Analysis of stop-gain and frameshift variants in human innate immunity genes
Antonio Rausell, Pejman Mohammadi, Paul J McLaren, Ioannis Xenarios, Jacques Fellay, Amalio Telenti
Loss-of-function variants in innate immunity genes are associated with Mendelian disorders in the form of primary immunodeficiencies. Recent resequencing projects report that stop-gains and frameshifts are collectively prevalent in humans and could be responsible for some of the inter-individual variability in innate immune response.
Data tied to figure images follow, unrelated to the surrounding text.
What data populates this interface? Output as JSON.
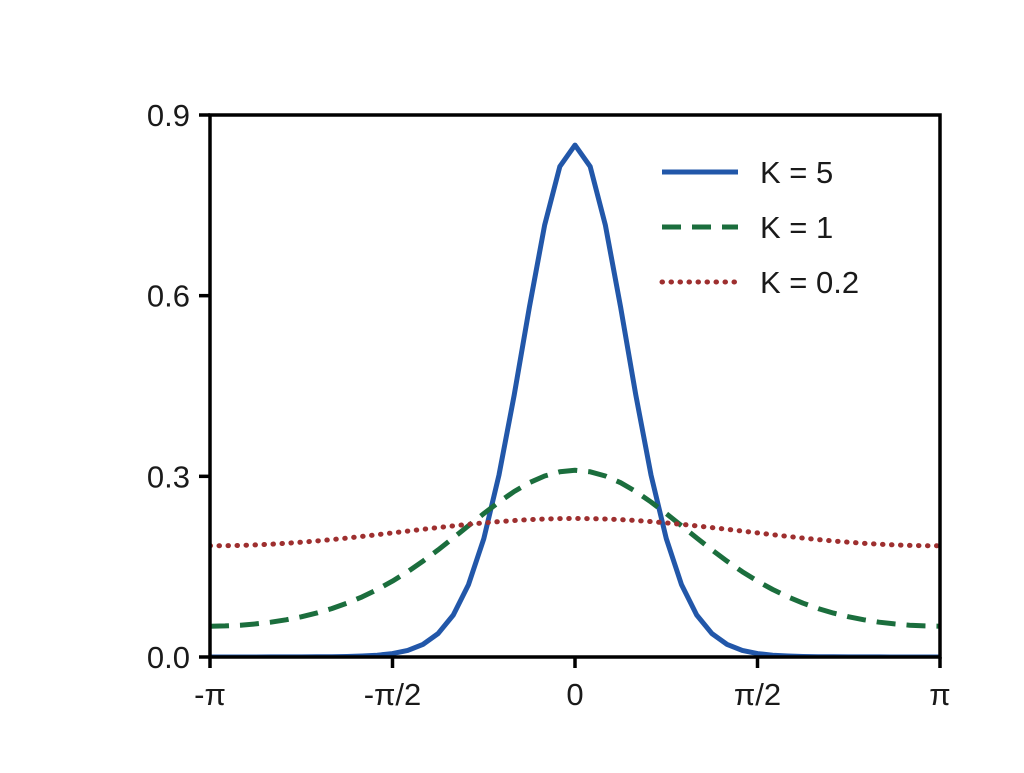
{
  "figure": {
    "background_color": "#ffffff",
    "text_color": "#1a1a1a",
    "axis_color": "#000000"
  },
  "legend": {
    "position": "upper right",
    "frame": false,
    "entries": [
      "K = 5",
      "K = 1",
      "K = 0.2"
    ]
  },
  "chart_data": {
    "type": "line",
    "title": "",
    "xlabel": "",
    "ylabel": "",
    "grid": false,
    "legend_position": "upper right",
    "xlim_over_pi": [
      -1,
      1
    ],
    "ylim": [
      0,
      0.9
    ],
    "x_axis_ticks": [
      {
        "value_over_pi": -1,
        "label": "-π"
      },
      {
        "value_over_pi": -0.5,
        "label": "-π/2"
      },
      {
        "value_over_pi": 0,
        "label": "0"
      },
      {
        "value_over_pi": 0.5,
        "label": "π/2"
      },
      {
        "value_over_pi": 1,
        "label": "π"
      }
    ],
    "y_axis_ticks": [
      {
        "value": 0,
        "label": "0.0"
      },
      {
        "value": 0.3,
        "label": "0.3"
      },
      {
        "value": 0.6,
        "label": "0.6"
      },
      {
        "value": 0.9,
        "label": "0.9"
      }
    ],
    "x_unit": "radians, expressed as multiples of π",
    "x_over_pi": [
      -1,
      -0.9583,
      -0.9167,
      -0.875,
      -0.8333,
      -0.7917,
      -0.75,
      -0.7083,
      -0.6667,
      -0.625,
      -0.5833,
      -0.5417,
      -0.5,
      -0.4583,
      -0.4167,
      -0.375,
      -0.3333,
      -0.2917,
      -0.25,
      -0.2083,
      -0.1667,
      -0.125,
      -0.0833,
      -0.0417,
      0,
      0.0417,
      0.0833,
      0.125,
      0.1667,
      0.2083,
      0.25,
      0.2917,
      0.3333,
      0.375,
      0.4167,
      0.4583,
      0.5,
      0.5417,
      0.5833,
      0.625,
      0.6667,
      0.7083,
      0.75,
      0.7917,
      0.8333,
      0.875,
      0.9167,
      0.9583,
      1
    ],
    "series": [
      {
        "name": "K = 5",
        "style": "solid",
        "color": "#2257a9",
        "values": [
          0,
          0,
          0,
          0,
          0.0001,
          0.0001,
          0.0002,
          0.0003,
          0.0005,
          0.0008,
          0.0016,
          0.003,
          0.0057,
          0.011,
          0.0209,
          0.0388,
          0.0698,
          0.1202,
          0.1965,
          0.3024,
          0.435,
          0.581,
          0.7169,
          0.8144,
          0.85,
          0.8144,
          0.7169,
          0.581,
          0.435,
          0.3024,
          0.1965,
          0.1202,
          0.0698,
          0.0388,
          0.0209,
          0.011,
          0.0057,
          0.003,
          0.0016,
          0.0008,
          0.0005,
          0.0003,
          0.0002,
          0.0001,
          0.0001,
          0,
          0,
          0,
          0
        ]
      },
      {
        "name": "K = 1",
        "style": "dashed",
        "color": "#1b6e3d",
        "values": [
          0.0512,
          0.0516,
          0.0528,
          0.0549,
          0.0578,
          0.0617,
          0.0667,
          0.0729,
          0.0804,
          0.0893,
          0.0998,
          0.1121,
          0.126,
          0.1417,
          0.1591,
          0.1779,
          0.1977,
          0.218,
          0.2382,
          0.2574,
          0.2748,
          0.2895,
          0.3006,
          0.3076,
          0.31,
          0.3076,
          0.3006,
          0.2895,
          0.2748,
          0.2574,
          0.2382,
          0.218,
          0.1977,
          0.1779,
          0.1591,
          0.1417,
          0.126,
          0.1121,
          0.0998,
          0.0893,
          0.0804,
          0.0729,
          0.0667,
          0.0617,
          0.0578,
          0.0549,
          0.0528,
          0.0516,
          0.0512
        ]
      },
      {
        "name": "K = 0.2",
        "style": "dotted",
        "color": "#9e2f2f",
        "values": [
          0.1846,
          0.1848,
          0.1853,
          0.1861,
          0.1873,
          0.1888,
          0.1906,
          0.1927,
          0.195,
          0.1975,
          0.2003,
          0.2031,
          0.206,
          0.209,
          0.212,
          0.2149,
          0.2177,
          0.2203,
          0.2227,
          0.2248,
          0.2266,
          0.2281,
          0.2291,
          0.2298,
          0.23,
          0.2298,
          0.2291,
          0.2281,
          0.2266,
          0.2248,
          0.2227,
          0.2203,
          0.2177,
          0.2149,
          0.212,
          0.209,
          0.206,
          0.2031,
          0.2003,
          0.1975,
          0.195,
          0.1927,
          0.1906,
          0.1888,
          0.1873,
          0.1861,
          0.1853,
          0.1848,
          0.1846
        ]
      }
    ]
  }
}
Current computational approaches evaluating loss-of-function in genes carrying these variants rely on gene-level characteristics such as evolutionary conservation and functional redundancy across the genome. However, innate immunity genes represent a particular case because they are more likely to be under positive selection and duplicated. To create a ranking of severity that would be applicable to the innate immunity genes we first evaluated 17764 stop-gain and 13915 frameshift variants from the NHLBI Exome Sequencing Project and 1000 Genomes Project. Sequence-based features such as loss of functional domains, isoform-specific truncation and non-sense mediated decay were found to correlate with variant allele frequency and validated with gene expression data. We integrated these features in a Bayesian classification scheme and benchmarked its use in predicting pathogenic variants against OMIM disease stop-gains and frameshifts. The classification scheme was applied in the assessment of 335 stop-gains and 236 frameshifts affecting 227 interferon-stimulated genes. The sequence-based score ranks variants in innate immunity genes according to their potential to cause disease, and complements existing gene-based pathogenicity scores.